Niall Atkinson
Getting Lost in the Italian Renaissance: Traveling and the Geographies of Disorientation
2017 - 2018
Biography
Niall Atkinson is Associate Professor of Art History and the College at the University of Chicago. His research focuses the experience of space and the reception of architecture in the Italian Renaissance, which has led to an ongoing investigation of the connections between sound and the built environment. He has explored these themes in several articles as well as his first book, The Noisy Renaissance: Sound Architecture, and Florentine Urban Life (Penn State, 2016). His current projects include a digital analysis and reconstruction of the Renaissance soundscape as well as collaborations on mapping the 1427 Florentine catasto and practices of walking in early modern Rome.
Project Summary
Traditionally understood as a time of discovery - of lost texts, a lost ancient heritage, lost technologies - the Renaissance story of a relentless drive toward new forms of knowledge and the progressive journey towards modernity obscures the fits and starts that characterize early modern European experiments in mapping territories and encountering foreign peoples, places, and things. This project, therefore, recasts the idea of being "lost" as a central, if unwanted, condition of those who viewed the world on the move, encountering it at all levels, from the most familiar local spaces to the most exotic foreign territories. Whether on business or pilgrimage, Italian travelers repeatedly sought ways of understanding the relationship between a city's inhabitants and the networks, both economic and architectural, within which they lived.

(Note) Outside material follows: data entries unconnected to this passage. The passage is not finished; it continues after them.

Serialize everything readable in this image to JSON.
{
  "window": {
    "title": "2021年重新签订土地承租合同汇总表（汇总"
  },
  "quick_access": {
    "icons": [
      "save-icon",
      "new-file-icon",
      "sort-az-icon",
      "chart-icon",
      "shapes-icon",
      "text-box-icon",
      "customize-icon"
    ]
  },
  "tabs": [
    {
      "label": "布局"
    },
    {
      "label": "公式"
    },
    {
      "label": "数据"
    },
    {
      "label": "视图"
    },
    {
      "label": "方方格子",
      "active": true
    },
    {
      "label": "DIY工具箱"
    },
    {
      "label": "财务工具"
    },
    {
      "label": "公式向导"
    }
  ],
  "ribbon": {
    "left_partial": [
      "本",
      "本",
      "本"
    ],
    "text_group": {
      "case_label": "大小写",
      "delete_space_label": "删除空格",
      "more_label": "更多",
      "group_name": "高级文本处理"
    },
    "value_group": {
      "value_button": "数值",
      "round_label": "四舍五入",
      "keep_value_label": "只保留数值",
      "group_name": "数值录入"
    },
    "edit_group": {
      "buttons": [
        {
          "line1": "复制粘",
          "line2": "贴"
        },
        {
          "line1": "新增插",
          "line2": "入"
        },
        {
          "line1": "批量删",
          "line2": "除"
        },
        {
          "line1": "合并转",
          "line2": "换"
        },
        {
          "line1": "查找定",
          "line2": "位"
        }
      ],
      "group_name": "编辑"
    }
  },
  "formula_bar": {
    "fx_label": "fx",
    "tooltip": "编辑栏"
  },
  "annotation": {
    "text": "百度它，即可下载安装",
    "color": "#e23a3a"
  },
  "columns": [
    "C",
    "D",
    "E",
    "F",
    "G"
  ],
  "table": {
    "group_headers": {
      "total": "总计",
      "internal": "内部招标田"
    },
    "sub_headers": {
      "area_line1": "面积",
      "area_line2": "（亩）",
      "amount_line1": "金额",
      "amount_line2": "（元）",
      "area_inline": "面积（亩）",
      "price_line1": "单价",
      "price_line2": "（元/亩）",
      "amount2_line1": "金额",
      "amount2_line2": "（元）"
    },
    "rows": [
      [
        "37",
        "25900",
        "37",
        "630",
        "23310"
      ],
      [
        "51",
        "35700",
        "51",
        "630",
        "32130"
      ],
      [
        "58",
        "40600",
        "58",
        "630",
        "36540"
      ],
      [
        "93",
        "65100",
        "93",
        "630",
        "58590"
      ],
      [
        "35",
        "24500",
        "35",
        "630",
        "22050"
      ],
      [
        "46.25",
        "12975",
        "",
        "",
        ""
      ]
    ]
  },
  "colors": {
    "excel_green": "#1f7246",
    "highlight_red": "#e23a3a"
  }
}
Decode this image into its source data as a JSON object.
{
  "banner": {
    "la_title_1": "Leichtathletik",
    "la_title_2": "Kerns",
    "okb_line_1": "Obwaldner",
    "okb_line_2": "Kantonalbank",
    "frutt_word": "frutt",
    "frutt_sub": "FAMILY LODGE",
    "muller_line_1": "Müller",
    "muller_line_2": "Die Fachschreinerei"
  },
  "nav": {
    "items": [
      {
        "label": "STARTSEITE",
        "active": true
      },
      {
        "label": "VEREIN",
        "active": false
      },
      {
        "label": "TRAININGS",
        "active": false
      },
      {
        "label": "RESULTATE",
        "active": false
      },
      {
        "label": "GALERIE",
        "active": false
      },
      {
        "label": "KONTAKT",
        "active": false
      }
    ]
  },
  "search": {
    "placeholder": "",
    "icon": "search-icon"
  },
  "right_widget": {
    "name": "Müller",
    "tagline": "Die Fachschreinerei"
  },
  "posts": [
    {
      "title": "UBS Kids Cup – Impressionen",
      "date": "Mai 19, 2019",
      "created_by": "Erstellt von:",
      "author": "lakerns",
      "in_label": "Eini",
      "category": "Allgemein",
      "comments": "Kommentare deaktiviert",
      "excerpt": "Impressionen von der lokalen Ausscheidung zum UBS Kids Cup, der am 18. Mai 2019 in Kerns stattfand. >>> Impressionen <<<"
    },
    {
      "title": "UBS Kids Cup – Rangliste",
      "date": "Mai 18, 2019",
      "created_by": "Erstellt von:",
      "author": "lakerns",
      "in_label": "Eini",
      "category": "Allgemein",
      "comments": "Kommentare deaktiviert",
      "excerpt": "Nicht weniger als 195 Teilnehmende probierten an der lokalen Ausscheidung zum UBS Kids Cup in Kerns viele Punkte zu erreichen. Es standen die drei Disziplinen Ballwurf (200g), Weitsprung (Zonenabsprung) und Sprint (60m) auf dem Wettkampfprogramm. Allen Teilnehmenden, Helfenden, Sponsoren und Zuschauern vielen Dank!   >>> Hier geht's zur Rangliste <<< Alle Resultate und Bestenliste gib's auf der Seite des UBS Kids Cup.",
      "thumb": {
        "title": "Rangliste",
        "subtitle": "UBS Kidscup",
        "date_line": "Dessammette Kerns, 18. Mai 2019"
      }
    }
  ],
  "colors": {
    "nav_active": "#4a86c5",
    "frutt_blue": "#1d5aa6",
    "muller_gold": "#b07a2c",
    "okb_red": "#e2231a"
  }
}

They inspected walls, wandered through streets, and paid close attention to social activities. They also scrutinized the surrounding environment, noting climate, hydrology, geological features, and agricultural techniques. These analyses of space and society correspond to Renaissance theories of good architectural design, which formalized the relationship between building and context. They constituted common descriptive tools applied to the natural and built environment: as a critical mode of reception and as a principle of good design. They were ways of imagining a better world while providing the foundations for assessing diverse urban cultures.